Essas telas têm tons sutis e estão muito conectadas à luminosidade. João desenvolve as camadas de tinta para depois desvelar o que está por baixo da última delas, interessado em como essa cor que surge receberá e refletirá a luz que vai incidir sobre ela. Para obter as ranhuras, as texturas, ele conta que desbasta tanto a tinta que acaba surgindo o que havia embaixo: “É quase um ato de encerar, de retirar algo para surgir. É como essa coisa da instalação que chega fechada, mas se abre em diversos movimentos e que, a partir daí, são construídas inúmeras imagens, inúmeras formas”. Esses trabalhos todos, em algum momento, se modificam para criar composições.

Um pouco de biografia

Após estudar Geografia e Direito, João decide seguir por uma carreira muito diferente das que havia imaginado durante suas graduações: decidiu ser artista. Durante os primeiros anos, o desenho foi muito presente em sua prática. Deste lugar, caminha para trabalhos com pequenas esculturas que lhe faziam sentido ainda junto ao pensamento do desenho. A partir daí, o interesse pela forma escultórica vai chamando cada vez mais a sua atenção, incentivando-o a criar objetos em maiores proporções.

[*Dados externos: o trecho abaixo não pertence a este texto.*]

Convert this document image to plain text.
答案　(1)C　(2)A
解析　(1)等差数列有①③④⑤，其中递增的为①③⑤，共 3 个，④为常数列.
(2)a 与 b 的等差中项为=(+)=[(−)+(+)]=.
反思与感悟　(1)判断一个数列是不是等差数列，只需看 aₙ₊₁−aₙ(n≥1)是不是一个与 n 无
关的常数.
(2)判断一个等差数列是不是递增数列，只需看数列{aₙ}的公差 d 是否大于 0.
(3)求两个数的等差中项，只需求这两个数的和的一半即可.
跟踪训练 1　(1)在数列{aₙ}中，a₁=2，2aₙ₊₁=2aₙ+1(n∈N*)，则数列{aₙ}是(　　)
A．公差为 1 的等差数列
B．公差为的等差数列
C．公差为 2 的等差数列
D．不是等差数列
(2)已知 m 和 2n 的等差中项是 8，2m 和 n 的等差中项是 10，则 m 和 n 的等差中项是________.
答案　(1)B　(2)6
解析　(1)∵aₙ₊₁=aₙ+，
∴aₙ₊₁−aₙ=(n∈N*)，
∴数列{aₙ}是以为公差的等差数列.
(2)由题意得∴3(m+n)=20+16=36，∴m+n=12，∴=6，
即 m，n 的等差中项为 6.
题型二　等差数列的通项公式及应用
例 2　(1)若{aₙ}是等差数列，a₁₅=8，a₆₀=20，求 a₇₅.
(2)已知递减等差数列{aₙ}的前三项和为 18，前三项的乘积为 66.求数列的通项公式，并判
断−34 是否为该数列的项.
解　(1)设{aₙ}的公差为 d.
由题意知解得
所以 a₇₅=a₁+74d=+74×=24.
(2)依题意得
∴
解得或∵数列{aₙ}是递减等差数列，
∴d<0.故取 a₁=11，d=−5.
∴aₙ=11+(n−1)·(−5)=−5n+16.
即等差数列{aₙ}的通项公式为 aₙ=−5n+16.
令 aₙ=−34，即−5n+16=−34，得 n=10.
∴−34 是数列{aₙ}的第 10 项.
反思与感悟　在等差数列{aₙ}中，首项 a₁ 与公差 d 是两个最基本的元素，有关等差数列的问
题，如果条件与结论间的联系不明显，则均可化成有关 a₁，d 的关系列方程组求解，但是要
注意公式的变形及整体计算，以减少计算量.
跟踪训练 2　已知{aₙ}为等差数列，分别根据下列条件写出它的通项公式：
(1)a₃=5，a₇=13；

O artista sempre morou perto de linhas férreas. Quando era menor, começou a fazer caminhadas com seus amigos pelos arredores de sua casa, tendo “uma vontade grande de desbravar os lugares por ali, de entender aquele espaço ou fugir para algum lugar”, como ele conta. Podia ser para lugar nenhum, ele completa, mas ele queria ir para algum lugar. Hoje, as caminhadas perto à ferrovia continuam, mesmo que não seja a mesma da infância. É por ali que ele coleta alguns dos objetos que usa para compor suas obras-corpos, como os dormentes de madeira e grandes parafusos.

Após um período de recuperação pós-acidente que sofreu no início de sua vida adulta, Trevisan entrou em contato com a filosofia budista. É daí também que surge seu interesse em investigar a matéria, o movimento, o peso, a articulação e o equilíbrio. Essa questão pessoal, levando em conta a superação do trauma tanto físico quanto psicológico, fez com que ele se interessasse em questionar os limites do corpo: “Foi o que observei saindo do desenho parar as estruturas bidimensionais, que depois se transformaram em tridimensionais. Depois, comecei a querer entender mais dessa coisa da escala, mas sempre buscando um corpo que eu pudesse dialogar, que eu pudesse trabalhar com ele”.